Albert Tucker, who leads the Karma Cola Foundation, was involved in the Sierra Leone UK Ebola taskforce, which looked at the economic and other impacts of the Ebola outbreak that struck almost 28,000 people across Sierra Leone, Guinea and Liberia and killed more than 11,000, with at least 4,000 in Sierra Leone.

The virus is among the most lethal diseases known to man.

The Karma Cola Foundation was set up to work with the people to figure out the best use of that money and, through the sale of over a million bottles of Karma Cola, the Foundation has been able to send US$90,000 directly to the Boma Village.

All Good, a 100 per cent New Zealand owned and operated, said like the organic Fairtrade farmers they had dealt with, they were also a small business trying to make a difference.

“We officially set up the Karma Cola Foundation to make sure everything was legitimate.

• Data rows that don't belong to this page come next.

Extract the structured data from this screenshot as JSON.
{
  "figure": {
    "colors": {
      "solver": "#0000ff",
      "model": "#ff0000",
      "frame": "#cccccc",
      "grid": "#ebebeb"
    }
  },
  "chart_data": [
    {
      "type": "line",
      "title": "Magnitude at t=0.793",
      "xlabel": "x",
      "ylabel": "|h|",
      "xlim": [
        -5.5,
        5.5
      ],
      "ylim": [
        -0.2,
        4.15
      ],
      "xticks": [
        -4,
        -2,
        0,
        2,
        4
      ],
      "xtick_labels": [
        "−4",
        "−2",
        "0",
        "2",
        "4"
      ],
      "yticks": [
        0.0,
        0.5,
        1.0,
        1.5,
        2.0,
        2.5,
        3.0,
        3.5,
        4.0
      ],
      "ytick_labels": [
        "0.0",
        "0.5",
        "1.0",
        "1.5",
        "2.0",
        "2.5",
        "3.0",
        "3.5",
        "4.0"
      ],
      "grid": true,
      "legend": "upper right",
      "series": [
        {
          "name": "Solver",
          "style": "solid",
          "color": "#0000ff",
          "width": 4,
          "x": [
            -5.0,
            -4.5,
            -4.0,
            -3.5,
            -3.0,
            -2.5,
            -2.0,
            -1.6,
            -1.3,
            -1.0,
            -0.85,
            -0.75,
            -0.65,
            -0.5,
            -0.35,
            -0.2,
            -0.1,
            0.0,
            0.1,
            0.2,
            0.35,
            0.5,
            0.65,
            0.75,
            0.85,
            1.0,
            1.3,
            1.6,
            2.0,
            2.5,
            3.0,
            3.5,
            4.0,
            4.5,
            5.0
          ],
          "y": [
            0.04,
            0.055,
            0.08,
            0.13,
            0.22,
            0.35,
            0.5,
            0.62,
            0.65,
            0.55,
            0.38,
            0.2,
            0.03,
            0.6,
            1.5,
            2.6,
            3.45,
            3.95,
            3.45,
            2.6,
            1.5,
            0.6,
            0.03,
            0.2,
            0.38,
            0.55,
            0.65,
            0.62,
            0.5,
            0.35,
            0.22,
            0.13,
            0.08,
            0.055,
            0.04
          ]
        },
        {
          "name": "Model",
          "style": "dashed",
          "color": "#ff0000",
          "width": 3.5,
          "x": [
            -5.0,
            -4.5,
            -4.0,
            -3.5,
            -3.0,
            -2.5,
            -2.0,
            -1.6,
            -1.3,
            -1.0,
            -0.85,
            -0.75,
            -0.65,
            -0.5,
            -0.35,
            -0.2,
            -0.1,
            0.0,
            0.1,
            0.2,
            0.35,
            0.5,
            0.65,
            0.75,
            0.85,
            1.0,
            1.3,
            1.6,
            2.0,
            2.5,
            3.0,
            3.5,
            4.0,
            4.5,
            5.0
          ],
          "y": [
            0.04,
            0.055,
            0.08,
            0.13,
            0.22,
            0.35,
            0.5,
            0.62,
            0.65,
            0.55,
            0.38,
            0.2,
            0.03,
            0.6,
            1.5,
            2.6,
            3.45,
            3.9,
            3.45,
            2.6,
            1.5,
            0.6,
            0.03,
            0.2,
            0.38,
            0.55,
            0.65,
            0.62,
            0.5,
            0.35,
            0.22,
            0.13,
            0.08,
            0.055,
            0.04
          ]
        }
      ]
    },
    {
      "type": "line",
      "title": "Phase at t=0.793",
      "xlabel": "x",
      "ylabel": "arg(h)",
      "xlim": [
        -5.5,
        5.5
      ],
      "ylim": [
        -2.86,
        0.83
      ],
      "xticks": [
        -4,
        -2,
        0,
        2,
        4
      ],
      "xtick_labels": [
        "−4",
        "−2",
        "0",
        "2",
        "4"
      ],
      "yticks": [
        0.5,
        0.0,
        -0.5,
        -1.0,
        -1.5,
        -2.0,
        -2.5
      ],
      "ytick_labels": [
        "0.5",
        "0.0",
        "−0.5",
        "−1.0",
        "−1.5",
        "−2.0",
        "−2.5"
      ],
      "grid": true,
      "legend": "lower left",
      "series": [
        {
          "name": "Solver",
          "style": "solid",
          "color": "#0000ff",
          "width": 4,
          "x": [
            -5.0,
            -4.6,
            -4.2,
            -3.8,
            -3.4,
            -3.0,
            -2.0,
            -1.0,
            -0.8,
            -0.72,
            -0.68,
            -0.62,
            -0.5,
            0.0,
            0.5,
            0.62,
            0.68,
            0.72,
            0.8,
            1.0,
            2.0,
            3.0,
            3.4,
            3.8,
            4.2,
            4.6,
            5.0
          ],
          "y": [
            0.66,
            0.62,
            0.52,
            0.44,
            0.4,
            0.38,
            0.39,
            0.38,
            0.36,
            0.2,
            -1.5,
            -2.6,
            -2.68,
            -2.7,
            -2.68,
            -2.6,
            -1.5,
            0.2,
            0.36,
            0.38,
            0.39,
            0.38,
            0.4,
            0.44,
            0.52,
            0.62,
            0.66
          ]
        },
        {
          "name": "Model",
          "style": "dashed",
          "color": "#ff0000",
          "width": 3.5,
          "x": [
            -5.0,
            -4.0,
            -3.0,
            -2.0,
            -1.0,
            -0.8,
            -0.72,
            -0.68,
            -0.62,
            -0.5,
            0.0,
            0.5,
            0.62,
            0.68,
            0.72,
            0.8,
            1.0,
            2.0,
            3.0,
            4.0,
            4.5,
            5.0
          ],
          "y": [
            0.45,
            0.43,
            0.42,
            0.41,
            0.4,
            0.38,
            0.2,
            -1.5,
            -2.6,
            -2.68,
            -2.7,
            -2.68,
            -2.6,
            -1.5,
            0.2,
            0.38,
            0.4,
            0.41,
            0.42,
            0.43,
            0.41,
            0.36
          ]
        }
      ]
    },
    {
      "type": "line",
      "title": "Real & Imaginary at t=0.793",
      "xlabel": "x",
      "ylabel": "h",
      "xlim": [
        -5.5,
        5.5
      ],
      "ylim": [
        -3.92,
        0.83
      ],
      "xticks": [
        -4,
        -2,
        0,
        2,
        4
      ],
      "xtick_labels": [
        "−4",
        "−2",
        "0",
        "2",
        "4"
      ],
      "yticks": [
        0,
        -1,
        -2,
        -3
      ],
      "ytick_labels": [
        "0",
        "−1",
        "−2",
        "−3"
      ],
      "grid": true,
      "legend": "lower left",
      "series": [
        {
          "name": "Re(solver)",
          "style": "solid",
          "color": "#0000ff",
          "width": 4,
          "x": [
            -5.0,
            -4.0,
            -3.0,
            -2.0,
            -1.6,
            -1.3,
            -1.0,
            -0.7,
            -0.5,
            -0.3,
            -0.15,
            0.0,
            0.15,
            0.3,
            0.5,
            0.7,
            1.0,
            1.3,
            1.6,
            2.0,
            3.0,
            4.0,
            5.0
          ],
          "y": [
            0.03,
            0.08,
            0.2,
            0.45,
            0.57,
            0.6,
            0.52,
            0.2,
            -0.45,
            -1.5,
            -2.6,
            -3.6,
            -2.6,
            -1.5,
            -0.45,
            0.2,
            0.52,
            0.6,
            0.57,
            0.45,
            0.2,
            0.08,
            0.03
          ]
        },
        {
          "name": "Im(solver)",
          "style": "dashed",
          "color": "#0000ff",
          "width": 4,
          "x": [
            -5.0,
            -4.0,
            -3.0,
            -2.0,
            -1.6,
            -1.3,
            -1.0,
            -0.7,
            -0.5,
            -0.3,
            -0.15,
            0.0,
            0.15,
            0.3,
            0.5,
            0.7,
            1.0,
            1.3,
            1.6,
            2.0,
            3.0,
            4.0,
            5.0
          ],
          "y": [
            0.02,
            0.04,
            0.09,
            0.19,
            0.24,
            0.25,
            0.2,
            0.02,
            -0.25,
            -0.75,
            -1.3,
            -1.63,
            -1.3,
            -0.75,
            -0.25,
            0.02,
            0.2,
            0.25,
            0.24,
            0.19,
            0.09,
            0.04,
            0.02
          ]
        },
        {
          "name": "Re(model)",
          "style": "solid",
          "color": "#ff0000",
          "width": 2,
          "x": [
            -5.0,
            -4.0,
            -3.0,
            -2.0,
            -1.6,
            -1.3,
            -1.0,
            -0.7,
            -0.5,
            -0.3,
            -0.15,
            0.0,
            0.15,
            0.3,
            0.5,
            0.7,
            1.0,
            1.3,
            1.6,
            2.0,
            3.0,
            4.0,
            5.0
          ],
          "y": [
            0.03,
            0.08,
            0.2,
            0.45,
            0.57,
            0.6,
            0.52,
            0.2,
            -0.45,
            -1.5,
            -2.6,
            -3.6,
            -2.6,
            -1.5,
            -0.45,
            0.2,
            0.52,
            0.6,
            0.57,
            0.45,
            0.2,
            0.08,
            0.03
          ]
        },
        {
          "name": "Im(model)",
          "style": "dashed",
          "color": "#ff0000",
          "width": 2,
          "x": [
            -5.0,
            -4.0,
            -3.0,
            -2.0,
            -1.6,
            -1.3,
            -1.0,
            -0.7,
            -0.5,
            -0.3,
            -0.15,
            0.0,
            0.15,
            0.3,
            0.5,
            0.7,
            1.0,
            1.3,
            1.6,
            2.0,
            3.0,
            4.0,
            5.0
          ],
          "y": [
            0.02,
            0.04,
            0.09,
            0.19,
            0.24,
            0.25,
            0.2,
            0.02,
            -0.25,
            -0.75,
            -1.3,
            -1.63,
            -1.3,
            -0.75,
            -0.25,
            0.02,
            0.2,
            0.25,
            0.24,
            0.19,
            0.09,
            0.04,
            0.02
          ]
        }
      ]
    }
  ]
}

So on top of the price of cola, additional proceeds are fed into the Foundation for development initiatives. We call it Thirst AID.

The company said their cola is grown by farmers like Idrisa Bonah and Mustapha Sesay, noting that in addition to paying farmers a fair price, their workers worked directly with cola nut farmers in the village to help build their crops and their communities.

“What the farmers told us they needed was a good, reliable and consistent price for their produce and some support to start their own development programmes. Then perhaps they could fix a few things and start to build a sustainable future. So that’s what we are endeavouring to do”.